Di Amerika Serikat, perang Vietnam telah memberi dampak politik bagi pencalonan presiden Amerika Serikat. Calon presiden Amerika Serikat, yang di belakang kepalanya mau jadi polisi dunia, menggunakan isu keterlibatan para calon dalam perang Vietnam untuk meraih suara. John Kerry dari Demokrat menggunakan isu tersebut, tapi kalah. Sekarang John McCain dari Republik menggunakan isu perang Vietnam untuk meraih dukungan. McCain adalah bekas pilot Amerika yan pernah ditawan dalam perang Vietnam. Barak Obama dari Demokrat mengusung perubahan sebagai tema kampanye (Change, We Can Believe In). Obama, senator kulit hitam dari Illinois menggaet pemilih dengan isu perubahan.
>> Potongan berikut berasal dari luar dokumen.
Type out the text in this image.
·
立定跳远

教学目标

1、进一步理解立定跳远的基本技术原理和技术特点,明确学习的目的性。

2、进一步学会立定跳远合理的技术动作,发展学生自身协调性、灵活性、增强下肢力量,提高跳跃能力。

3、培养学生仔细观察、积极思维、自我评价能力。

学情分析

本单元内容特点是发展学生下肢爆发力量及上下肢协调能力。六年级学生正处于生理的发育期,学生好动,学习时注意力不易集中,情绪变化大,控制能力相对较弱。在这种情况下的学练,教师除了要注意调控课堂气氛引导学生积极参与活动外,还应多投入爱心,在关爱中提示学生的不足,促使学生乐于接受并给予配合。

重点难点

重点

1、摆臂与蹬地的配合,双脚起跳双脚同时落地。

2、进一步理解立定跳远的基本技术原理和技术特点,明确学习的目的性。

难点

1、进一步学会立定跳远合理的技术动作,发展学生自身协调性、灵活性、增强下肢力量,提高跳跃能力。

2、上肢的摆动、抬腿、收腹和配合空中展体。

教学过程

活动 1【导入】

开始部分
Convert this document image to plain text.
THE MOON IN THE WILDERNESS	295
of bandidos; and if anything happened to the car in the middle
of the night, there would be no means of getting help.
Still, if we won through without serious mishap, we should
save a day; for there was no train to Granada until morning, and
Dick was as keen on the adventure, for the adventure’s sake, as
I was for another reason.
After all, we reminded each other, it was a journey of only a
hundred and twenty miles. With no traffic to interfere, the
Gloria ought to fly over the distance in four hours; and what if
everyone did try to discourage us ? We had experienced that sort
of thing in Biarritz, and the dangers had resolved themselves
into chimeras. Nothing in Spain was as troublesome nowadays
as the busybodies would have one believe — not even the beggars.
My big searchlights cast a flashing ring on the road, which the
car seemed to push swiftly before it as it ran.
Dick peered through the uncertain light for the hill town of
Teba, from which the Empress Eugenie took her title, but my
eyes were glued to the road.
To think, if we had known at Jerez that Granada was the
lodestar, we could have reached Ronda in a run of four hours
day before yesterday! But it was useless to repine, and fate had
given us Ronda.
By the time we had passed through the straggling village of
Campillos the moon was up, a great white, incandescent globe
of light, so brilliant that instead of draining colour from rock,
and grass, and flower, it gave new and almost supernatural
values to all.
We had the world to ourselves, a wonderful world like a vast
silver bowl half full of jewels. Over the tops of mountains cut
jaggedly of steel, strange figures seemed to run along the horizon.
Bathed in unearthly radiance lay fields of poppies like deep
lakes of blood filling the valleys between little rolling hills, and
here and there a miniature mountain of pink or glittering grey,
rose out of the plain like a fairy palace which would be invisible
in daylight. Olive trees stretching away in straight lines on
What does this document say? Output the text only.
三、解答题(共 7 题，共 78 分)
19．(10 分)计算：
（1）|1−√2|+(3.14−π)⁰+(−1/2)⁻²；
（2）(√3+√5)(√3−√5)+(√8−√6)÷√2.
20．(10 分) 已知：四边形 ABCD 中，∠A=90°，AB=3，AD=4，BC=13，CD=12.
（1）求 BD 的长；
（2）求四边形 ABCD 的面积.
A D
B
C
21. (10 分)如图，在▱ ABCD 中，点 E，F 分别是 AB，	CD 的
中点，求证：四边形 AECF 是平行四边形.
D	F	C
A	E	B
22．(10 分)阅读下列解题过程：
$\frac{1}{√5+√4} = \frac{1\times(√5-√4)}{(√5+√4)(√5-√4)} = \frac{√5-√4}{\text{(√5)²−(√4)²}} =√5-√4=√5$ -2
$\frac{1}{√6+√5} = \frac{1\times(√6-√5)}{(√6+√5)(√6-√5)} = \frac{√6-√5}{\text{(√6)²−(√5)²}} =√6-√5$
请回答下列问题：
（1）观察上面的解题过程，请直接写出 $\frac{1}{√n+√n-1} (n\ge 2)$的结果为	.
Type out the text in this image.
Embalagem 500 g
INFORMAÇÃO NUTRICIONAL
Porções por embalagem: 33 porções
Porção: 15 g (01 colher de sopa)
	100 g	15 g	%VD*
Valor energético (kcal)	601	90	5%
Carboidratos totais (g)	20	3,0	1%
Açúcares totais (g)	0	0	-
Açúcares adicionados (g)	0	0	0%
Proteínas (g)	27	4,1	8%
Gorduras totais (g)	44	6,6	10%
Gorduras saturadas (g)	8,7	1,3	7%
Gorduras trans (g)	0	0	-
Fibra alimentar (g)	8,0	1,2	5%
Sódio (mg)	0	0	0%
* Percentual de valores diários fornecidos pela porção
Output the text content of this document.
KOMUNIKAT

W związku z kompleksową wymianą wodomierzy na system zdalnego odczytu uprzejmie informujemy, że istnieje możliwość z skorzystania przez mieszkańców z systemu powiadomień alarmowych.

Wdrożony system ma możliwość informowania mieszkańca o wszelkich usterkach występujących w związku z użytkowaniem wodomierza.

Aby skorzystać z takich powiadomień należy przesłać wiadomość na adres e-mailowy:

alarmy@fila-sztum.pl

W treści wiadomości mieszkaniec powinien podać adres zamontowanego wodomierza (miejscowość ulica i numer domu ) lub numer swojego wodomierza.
Ini bearti rakyat Amerika mendambakan darah segar baru dalam politik Amerika.
Perang di Irak, peran Amerika di Timur Tengah, telah mempengaruhi cara pandang rakyat Amerika. Pemilih muda di Amerika melihat bahwa mereka membutuhkan babak baru di dalam politik Amerika. Sebuah babak kehidupan tatanan global yang lebih damai, bukan perang. Orang Amerika mengimpikan visi baru yang lebih cerdas dan lebih segar dalam menata Amerika. Orang-orang Amerika memimpikan pemimpin-pemimpin muda yang lebih energik dan lebih cerdas seperti John F. Kennedy dan Robert B Kennedy. Karenanya ketika Obama tampil dalam reli kampanye untuk merebut tiket dari Demokrat, orang mengingat kembali pada figur dan tokoh John F Kennedy yang muda, cerdas, dan energik. Kennedy memang menjadi pemimpin dalam usia muda dan sukses serta tetap dikenang rakyat Amerika sampai sekarang sebagai sumber inspirasi dalam politik rakyat Amerika.
Saya pun melihat rakyat Nagekeo merindukan figur muda yang energik dan cerdas, teguh pendiriannya, dan integritasnya terjamin. Rakyat Nagekeo mesti mampu melihat ke depan dengan cara baru dan cara pandang yang lebih segar. Babak baru, pemimpin baru (new chapter, new leader). Sayapun percaya rakyat Nagekeo terutama generasi-generasi mudanya akan lebih cerdas memilih pemimpinnya.